Let’s say I want to explain one variable with six regressors. I don’t know if the relationship between my dependent variable and each regressor is linear, if any. I have six regressors, so I can’t look graphically at these relationships, as the best I can do is a 3D plot. But, based on scientific literature, it’s likely that these relationships are all linear, so, I choose to fit a linear regression (let’s admit that my data comes from a Gaussian distribution). All my variables are kept by my method of selection. I check normality of my residuals, homoscedasticity, independence, all is okay. Now, I plot my fitted values against my observed data.
Possibility one: my model fits my data well, in the sense that there’s a good linear relationship between my fitted values and my observed data. Can I thus validate my hypothesis of linearity between my dependent variable and my regressors? Does such a good fit always necessarily confirm this hypothesis?
Possibility two: my model fits my data poorly; my fitted values aren’t aligned with my observed data, but they show a non-linear trend. So I reject my hypothesis of linearity and try to fit a non-linear model (GAM,…) Am I right?

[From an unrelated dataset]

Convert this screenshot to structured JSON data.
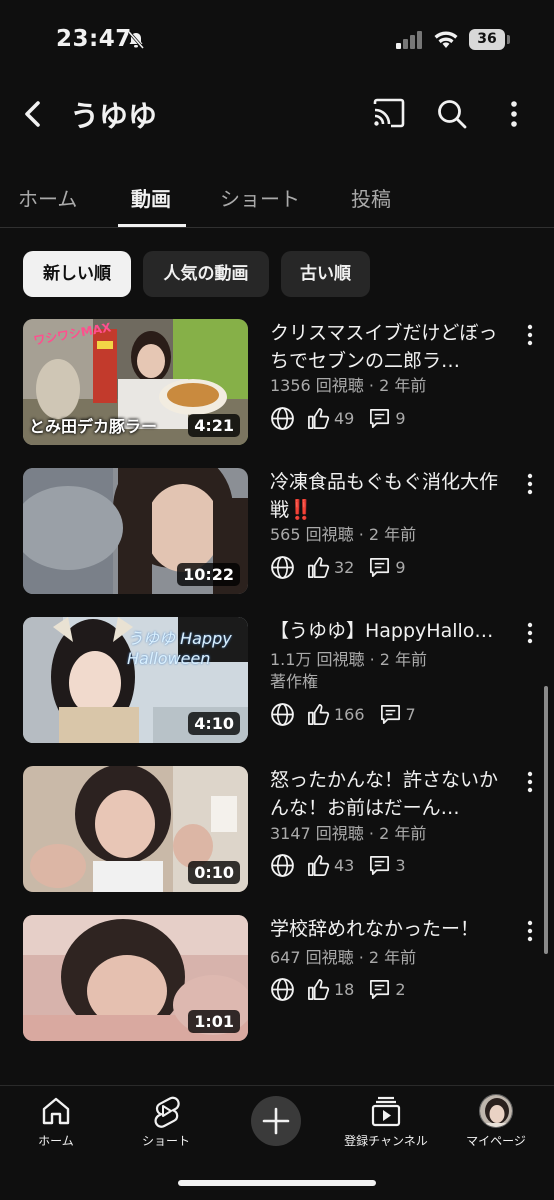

Is this method ok or are there some parameters I’m not taking into account? If this method is okay, are there some extra precautions to take for mixed linear models, for generalized linear models or for GLMM?
Methods that I saw to check linearity often imply smoothing splines, loess etc., but I’m wondering if it is possible to use such methods if you have more than two predictors? Or is there a way than I can plot a variable against another while "correcting" the effects of the others without creating a new model?